D’Agostino had made a perfectly good point and in the process had pulled at the heartstrings of all of the jurors – no one can deal easily with the death of a child – and the
members of the jury were swept away with the graphic nature of the evidence they had seen.

Back in the courtroom Shyan-Huei Chen took the stand and added to the concept of a cover-up when she reported the details of a conversation she had on the night Folsey visited her in the
trailer, when he had said, “If the fire department people come over and ask what you are doing here, just tell them you are friends helping us. Don’t mention anything about
money.”

Chen poured more petrol on the flames when she described the moments just before the crash. She explained that Landis was standing behind her with his bullhorn. As the helicopter came into view,
ready to enter the scene, Landis was shouting, “Lower, lower.” The words now sounded more like an instruction to cause death than a directorial instruction intended to improve the
scene.

Harland Braun, now acting for Folsey, had a difficult task – he now needed to cross-examine Chen. Gently enquiring about the conversations she had held with Folsey the week before the
filming, he was able to draw out some small admission that maybe she couldn’t remember the full details of their discussions, therefore Folsey maybe had pointed out some of the dangers. A
hollow win for Braun but at least something.

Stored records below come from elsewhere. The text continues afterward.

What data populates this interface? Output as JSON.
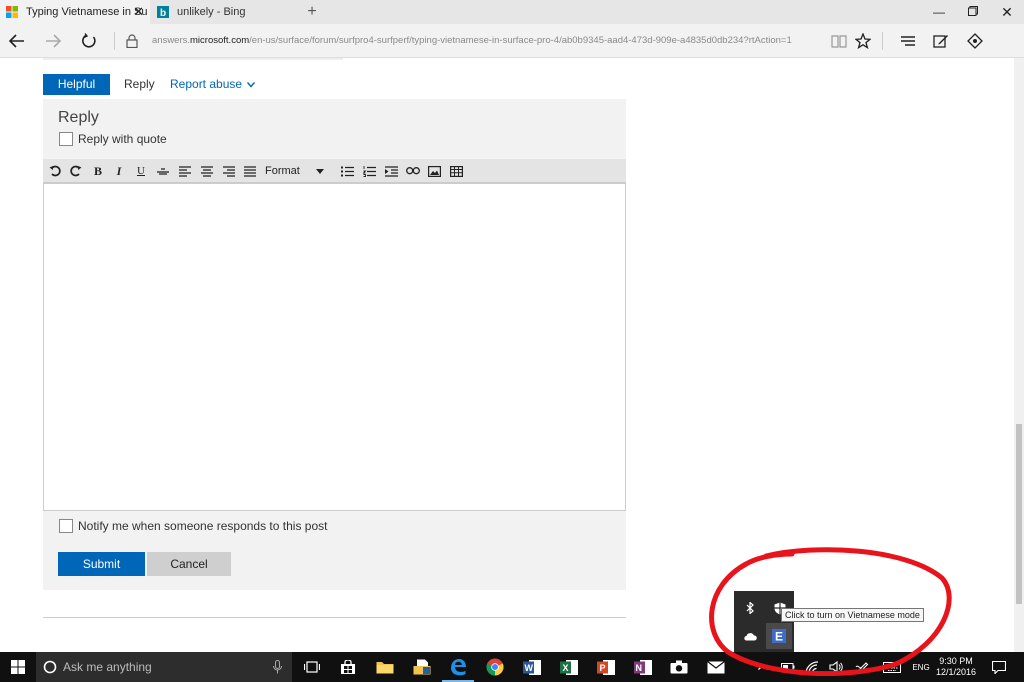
{
  "browser": {
    "tabs": [
      {
        "label": "Typing Vietnamese in Su",
        "icon": "microsoft-logo",
        "active": true
      },
      {
        "label": "unlikely - Bing",
        "icon": "bing-logo",
        "active": false
      }
    ],
    "new_tab": "+",
    "address": {
      "host_prefix": "answers.",
      "host_domain": "microsoft.com",
      "path": "/en-us/surface/forum/surfpro4-surfperf/typing-vietnamese-in-surface-pro-4/ab0b9345-aad4-473d-909e-a4835d0db234?rtAction=1"
    }
  },
  "post_actions": {
    "helpful": "Helpful",
    "reply": "Reply",
    "report_abuse": "Report abuse"
  },
  "reply_form": {
    "heading": "Reply",
    "reply_with_quote": "Reply with quote",
    "format_label": "Format",
    "notify_label": "Notify me when someone responds to this post",
    "submit": "Submit",
    "cancel": "Cancel"
  },
  "tray": {
    "tooltip": "Click to turn on Vietnamese mode",
    "annotation_color": "#e8141b"
  },
  "taskbar": {
    "search_placeholder": "Ask me anything",
    "time": "9:30 PM",
    "date": "12/1/2016",
    "language_indicator": "ENG"
  }
}
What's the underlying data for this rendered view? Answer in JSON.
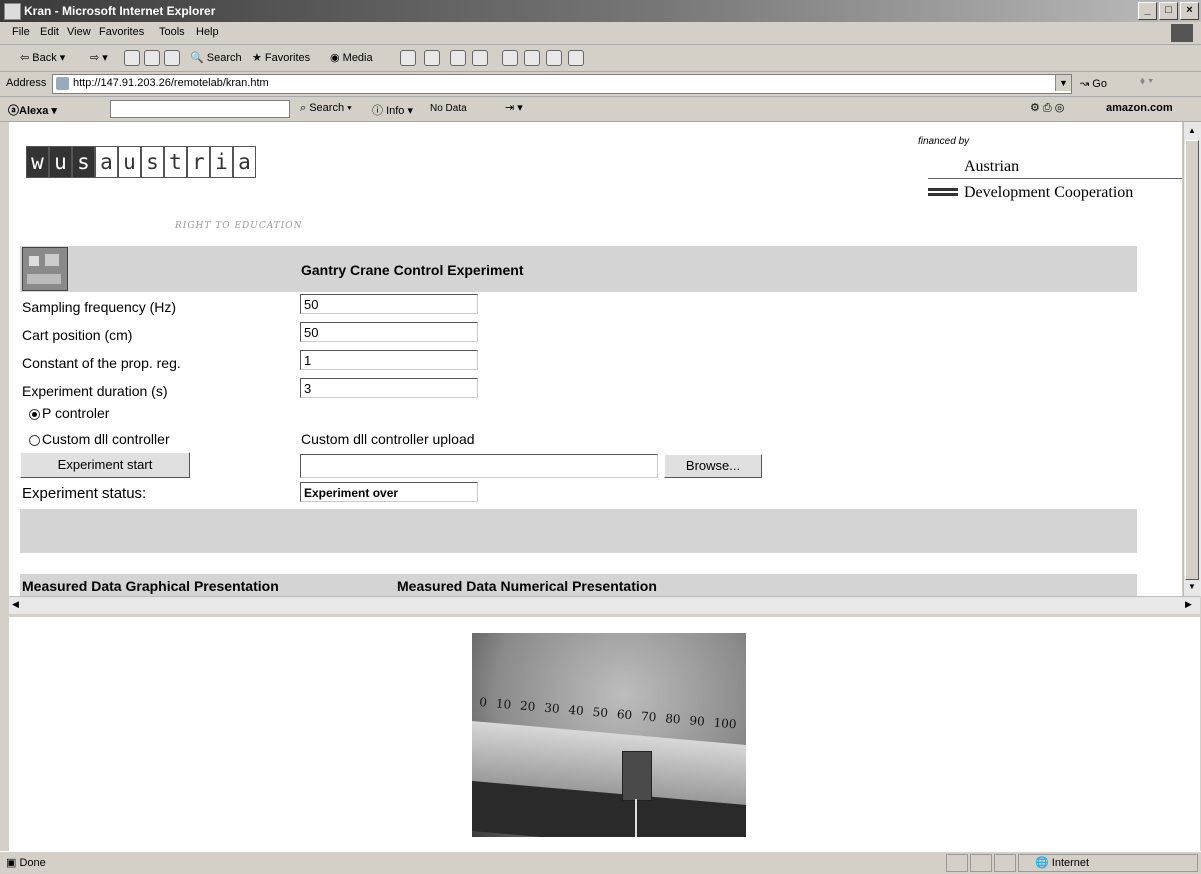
{
  "window": {
    "title": "Kran - Microsoft Internet Explorer",
    "min": "_",
    "max": "□",
    "close": "×"
  },
  "menu": [
    "File",
    "Edit",
    "View",
    "Favorites",
    "Tools",
    "Help"
  ],
  "toolbar": {
    "back": "Back",
    "search": "Search",
    "favorites": "Favorites",
    "media": "Media"
  },
  "address": {
    "label": "Address",
    "url": "http://147.91.203.26/remotelab/kran.htm",
    "go": "Go"
  },
  "alexa": {
    "label": "Alexa",
    "search": "Search",
    "info": "Info",
    "nodata": "No Data",
    "amazon": "amazon.com"
  },
  "header": {
    "logo_letters": [
      "w",
      "u",
      "s",
      "a",
      "u",
      "s",
      "t",
      "r",
      "i",
      "a"
    ],
    "tagline": "RIGHT TO EDUCATION",
    "financed_by": "financed by",
    "org_line1": "Austrian",
    "org_line2": "Development Cooperation"
  },
  "form": {
    "title": "Gantry Crane Control Experiment",
    "fields": [
      {
        "label": "Sampling frequency (Hz)",
        "value": "50"
      },
      {
        "label": "Cart position (cm)",
        "value": "50"
      },
      {
        "label": "Constant of the prop. reg.",
        "value": "1"
      },
      {
        "label": "Experiment duration (s)",
        "value": "3"
      }
    ],
    "radio_p": "P controler",
    "radio_custom": "Custom dll controller",
    "upload_label": "Custom dll controller upload",
    "start_button": "Experiment start",
    "browse_button": "Browse...",
    "status_label": "Experiment status:",
    "status_value": "Experiment over",
    "graphical": "Measured Data Graphical Presentation",
    "numerical": "Measured Data Numerical Presentation"
  },
  "camera": {
    "scale_labels": [
      "0",
      "10",
      "20",
      "30",
      "40",
      "50",
      "60",
      "70",
      "80",
      "90",
      "100"
    ]
  },
  "statusbar": {
    "text": "Done",
    "zone": "Internet"
  }
}
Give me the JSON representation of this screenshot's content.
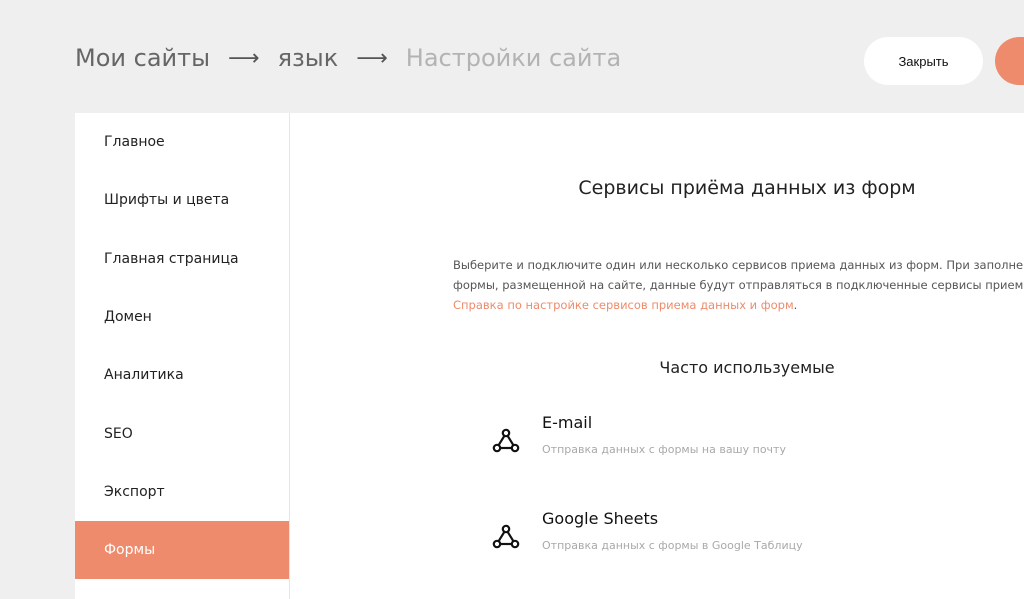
{
  "header": {
    "breadcrumb": [
      "Мои сайты",
      "язык",
      "Настройки сайта"
    ],
    "separator": "⟶",
    "close_label": "Закрыть"
  },
  "sidebar": {
    "items": [
      {
        "label": "Главное"
      },
      {
        "label": "Шрифты и цвета"
      },
      {
        "label": "Главная страница"
      },
      {
        "label": "Домен"
      },
      {
        "label": "Аналитика"
      },
      {
        "label": "SEO"
      },
      {
        "label": "Экспорт"
      },
      {
        "label": "Формы"
      }
    ],
    "active_index": 7
  },
  "main": {
    "title": "Сервисы приёма данных из форм",
    "description_line1": "Выберите и подключите один или несколько сервисов приема данных из форм. При заполнении",
    "description_line2": "формы, размещенной на сайте, данные будут отправляться в подключенные сервисы приема данных.",
    "help_link": "Справка по настройке сервисов приема данных и форм",
    "help_suffix": ".",
    "section_title": "Часто используемые",
    "services": [
      {
        "name": "E-mail",
        "description": "Отправка данных с формы на вашу почту",
        "icon": "webhook-icon"
      },
      {
        "name": "Google Sheets",
        "description": "Отправка данных с формы в Google Таблицу",
        "icon": "webhook-icon"
      }
    ]
  },
  "colors": {
    "accent": "#ee8b6c",
    "background": "#efefef",
    "panel": "#ffffff"
  }
}
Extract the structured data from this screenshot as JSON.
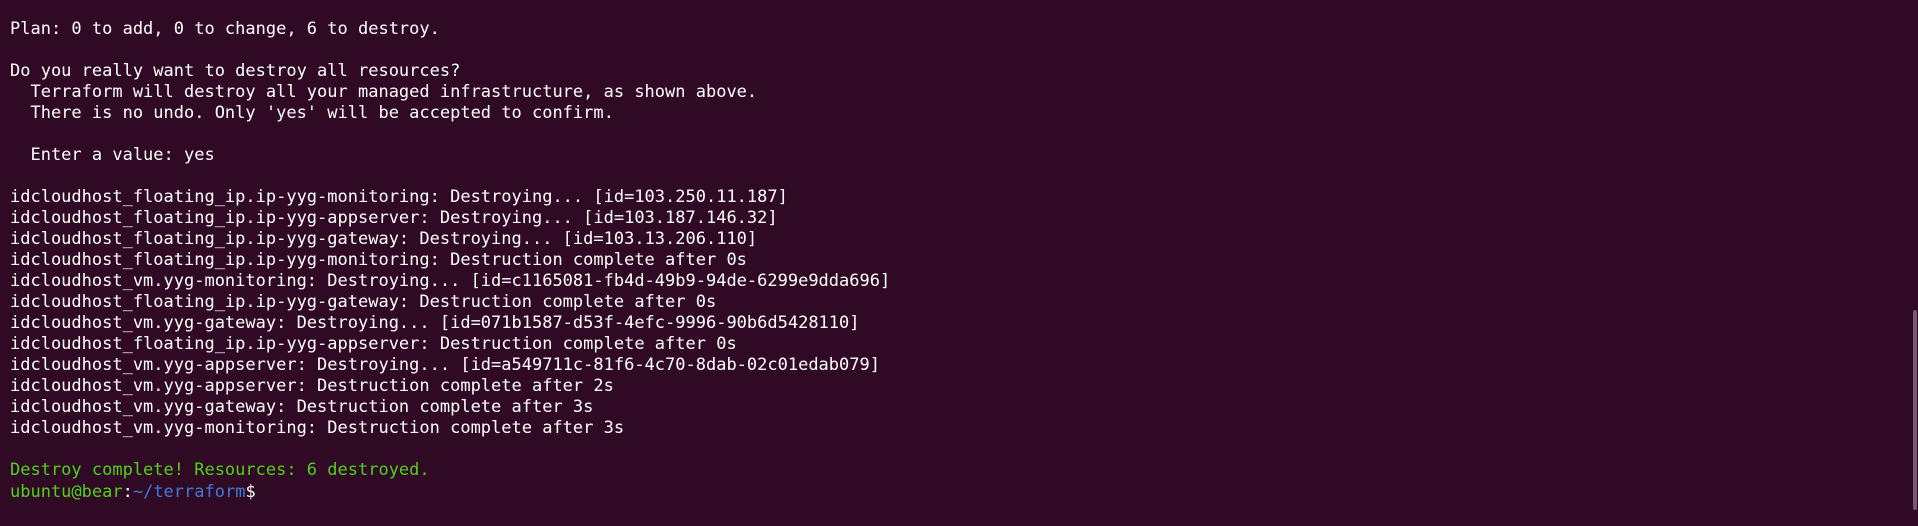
{
  "terminal": {
    "lines": [
      "Plan: 0 to add, 0 to change, 6 to destroy.",
      "",
      "Do you really want to destroy all resources?",
      "  Terraform will destroy all your managed infrastructure, as shown above.",
      "  There is no undo. Only 'yes' will be accepted to confirm.",
      "",
      "  Enter a value: yes",
      "",
      "idcloudhost_floating_ip.ip-yyg-monitoring: Destroying... [id=103.250.11.187]",
      "idcloudhost_floating_ip.ip-yyg-appserver: Destroying... [id=103.187.146.32]",
      "idcloudhost_floating_ip.ip-yyg-gateway: Destroying... [id=103.13.206.110]",
      "idcloudhost_floating_ip.ip-yyg-monitoring: Destruction complete after 0s",
      "idcloudhost_vm.yyg-monitoring: Destroying... [id=c1165081-fb4d-49b9-94de-6299e9dda696]",
      "idcloudhost_floating_ip.ip-yyg-gateway: Destruction complete after 0s",
      "idcloudhost_vm.yyg-gateway: Destroying... [id=071b1587-d53f-4efc-9996-90b6d5428110]",
      "idcloudhost_floating_ip.ip-yyg-appserver: Destruction complete after 0s",
      "idcloudhost_vm.yyg-appserver: Destroying... [id=a549711c-81f6-4c70-8dab-02c01edab079]",
      "idcloudhost_vm.yyg-appserver: Destruction complete after 2s",
      "idcloudhost_vm.yyg-gateway: Destruction complete after 3s",
      "idcloudhost_vm.yyg-monitoring: Destruction complete after 3s",
      ""
    ],
    "success_message": "Destroy complete! Resources: 6 destroyed.",
    "prompt": {
      "user_host": "ubuntu@bear",
      "separator": ":",
      "path": "~/terraform",
      "symbol": "$"
    }
  },
  "colors": {
    "background": "#300a24",
    "text": "#ffffff",
    "success": "#4ed21a",
    "path": "#3f7bd8"
  }
}
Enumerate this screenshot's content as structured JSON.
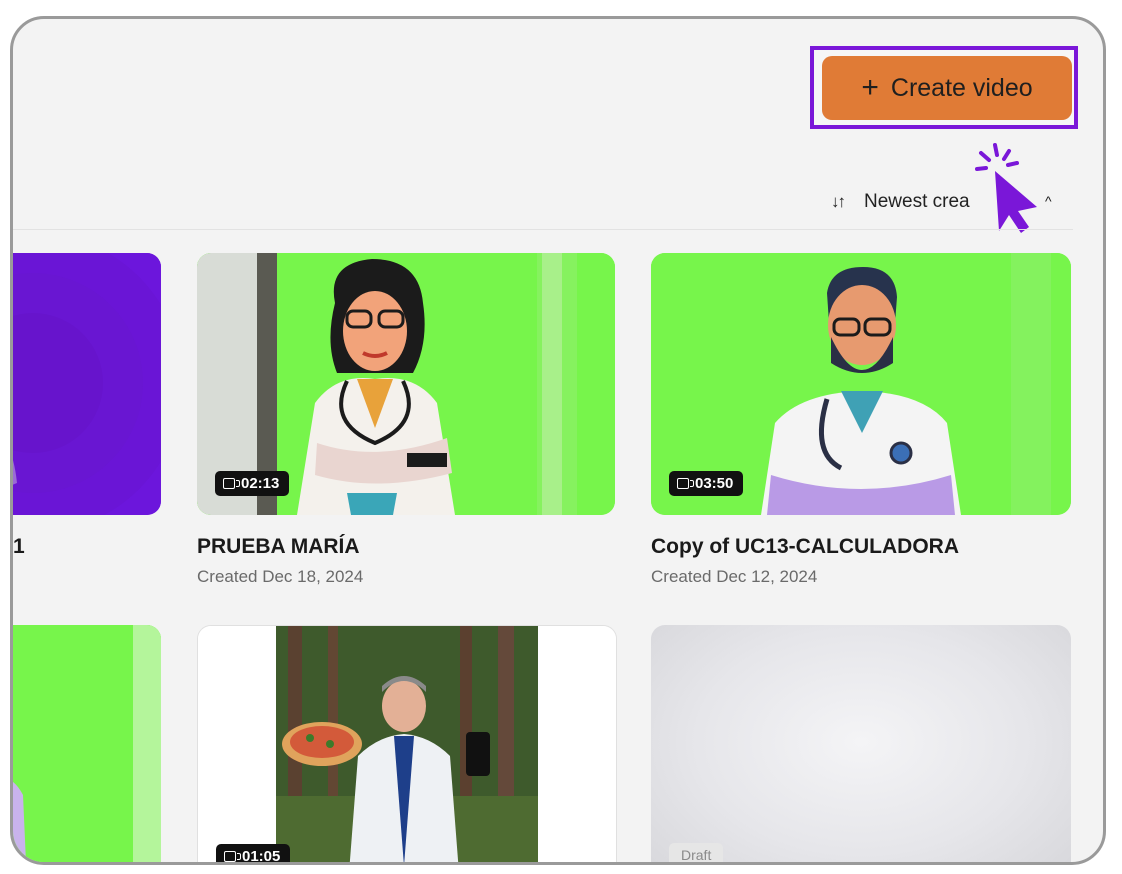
{
  "header": {
    "create_button_label": "Create video",
    "create_button_icon": "plus-icon",
    "accent_color": "#e07b36",
    "highlight_color": "#7a17d8"
  },
  "sort": {
    "label": "Newest crea",
    "icon": "sort-arrows-icon"
  },
  "videos": [
    {
      "title": "1",
      "date": "",
      "duration": ""
    },
    {
      "title": "PRUEBA MARÍA",
      "date": "Created Dec 18, 2024",
      "duration": "02:13"
    },
    {
      "title": "Copy of UC13-CALCULADORA",
      "date": "Created Dec 12, 2024",
      "duration": "03:50"
    },
    {
      "title": "",
      "date": "",
      "duration": ""
    },
    {
      "title": "",
      "date": "",
      "duration": "01:05"
    },
    {
      "title": "",
      "date": "",
      "duration": "",
      "status": "Draft"
    }
  ]
}
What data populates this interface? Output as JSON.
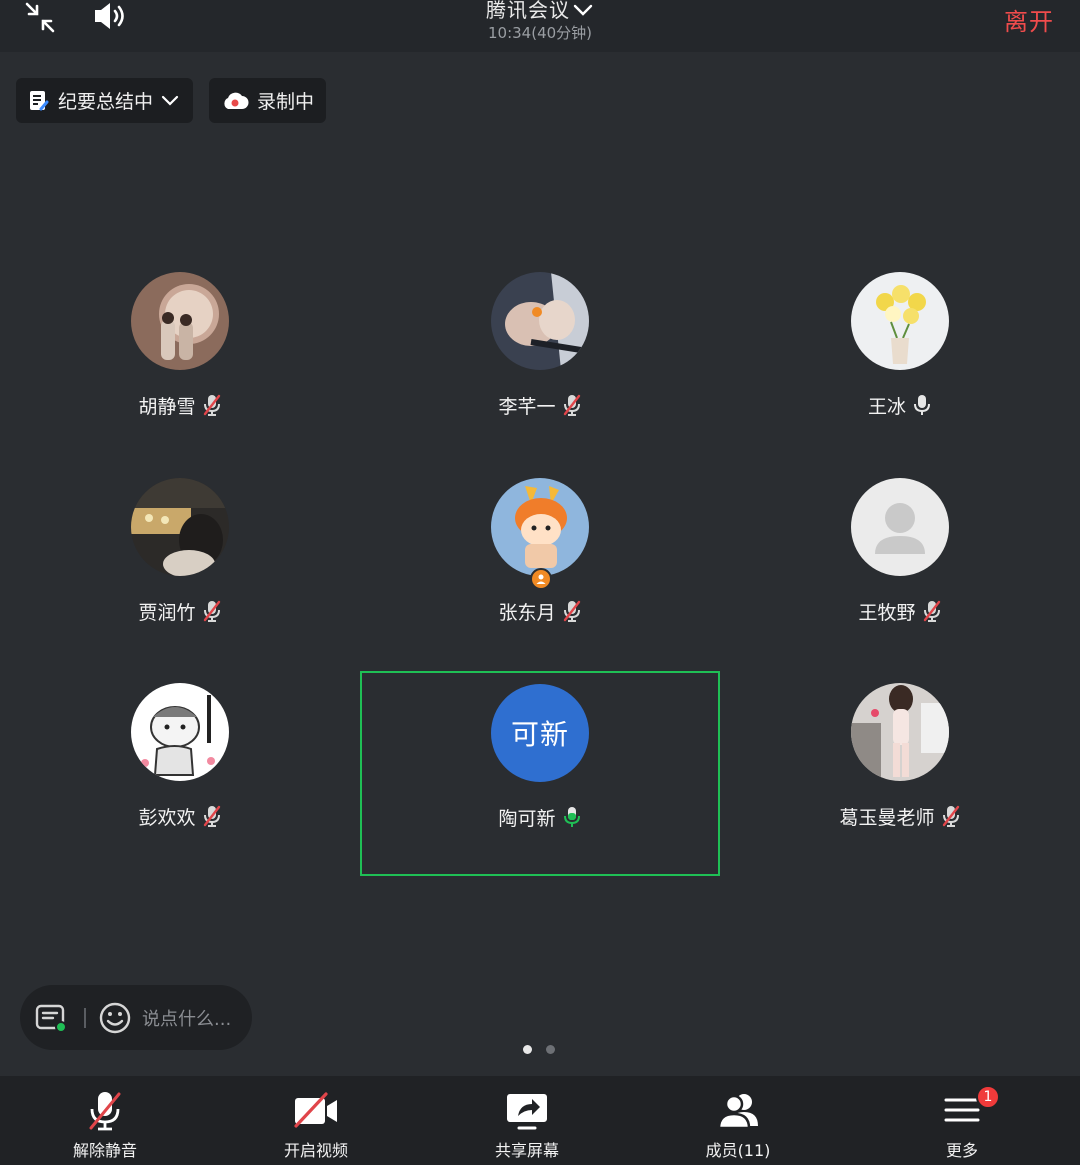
{
  "header": {
    "title": "腾讯会议",
    "time": "10:34(40分钟)",
    "leave_label": "离开"
  },
  "chips": {
    "summary_label": "纪要总结中",
    "record_label": "录制中"
  },
  "participants": [
    {
      "name": "胡静雪",
      "mic": "muted"
    },
    {
      "name": "李芊一",
      "mic": "muted"
    },
    {
      "name": "王冰",
      "mic": "on"
    },
    {
      "name": "贾润竹",
      "mic": "muted"
    },
    {
      "name": "张东月",
      "mic": "muted",
      "role": "host"
    },
    {
      "name": "王牧野",
      "mic": "muted"
    },
    {
      "name": "彭欢欢",
      "mic": "muted"
    },
    {
      "name": "陶可新",
      "mic": "speaking",
      "avatar_text": "可新",
      "active": true
    },
    {
      "name": "葛玉曼老师",
      "mic": "muted"
    }
  ],
  "chat": {
    "placeholder": "说点什么..."
  },
  "pagination": {
    "total": 2,
    "current": 1
  },
  "toolbar": {
    "unmute_label": "解除静音",
    "video_label": "开启视频",
    "share_label": "共享屏幕",
    "members_label": "成员(11)",
    "more_label": "更多",
    "more_badge": "1"
  },
  "colors": {
    "background": "#2a2d31",
    "leave": "#f04c4c",
    "active_border": "#1fbf55",
    "avatar_blue": "#2f6fd0",
    "muted_slash": "#e0454a",
    "speaking_mic": "#1fbf55"
  }
}
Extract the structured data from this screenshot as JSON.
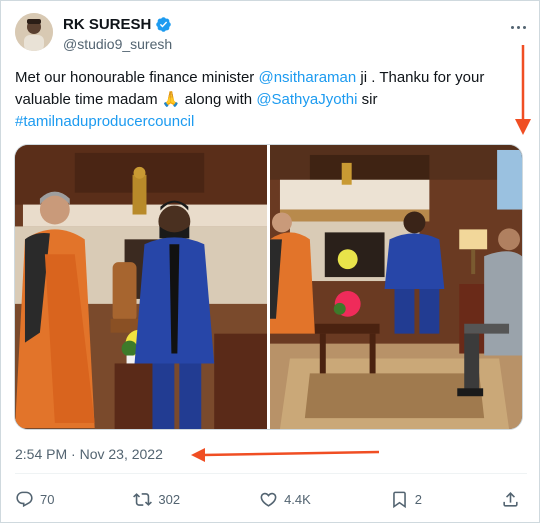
{
  "author": {
    "display_name": "RK SURESH",
    "handle": "@studio9_suresh",
    "verified": true
  },
  "tweet": {
    "text_1": "Met our honourable finance minister ",
    "mention_1": "@nsitharaman",
    "text_2": " ji . Thanku for your valuable time madam ",
    "emoji": "🙏",
    "text_3": " along with ",
    "mention_2": "@SathyaJyothi",
    "text_4": " sir",
    "hashtag": "#tamilnaduproducercouncil"
  },
  "timestamp": "2:54 PM · Nov 23, 2022",
  "actions": {
    "replies": "70",
    "retweets": "302",
    "likes": "4.4K",
    "bookmarks": "2"
  },
  "icons": {
    "more": "more-horizontal-icon",
    "reply": "reply-icon",
    "retweet": "retweet-icon",
    "like": "heart-icon",
    "bookmark": "bookmark-icon",
    "share": "share-icon",
    "verified": "verified-badge-icon"
  },
  "colors": {
    "link": "#1d9bf0",
    "secondary_text": "#536471",
    "annotation_arrow": "#f04e23"
  }
}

When D’Agostino cross-examined George Hull, the chief fire safety officer for the location shoot, he too claimed he had been kept in the dark about the details of the special effects. He
claimed he did not realize the explosions were going to be so huge, or that the helicopter would fly just 24 feet above the river. And in a final swipe at the defendants he claimed he did not know
that real actors would be used in the final scene, and that he had never been on a film set before where children had been used in the same scene with special effects explosives.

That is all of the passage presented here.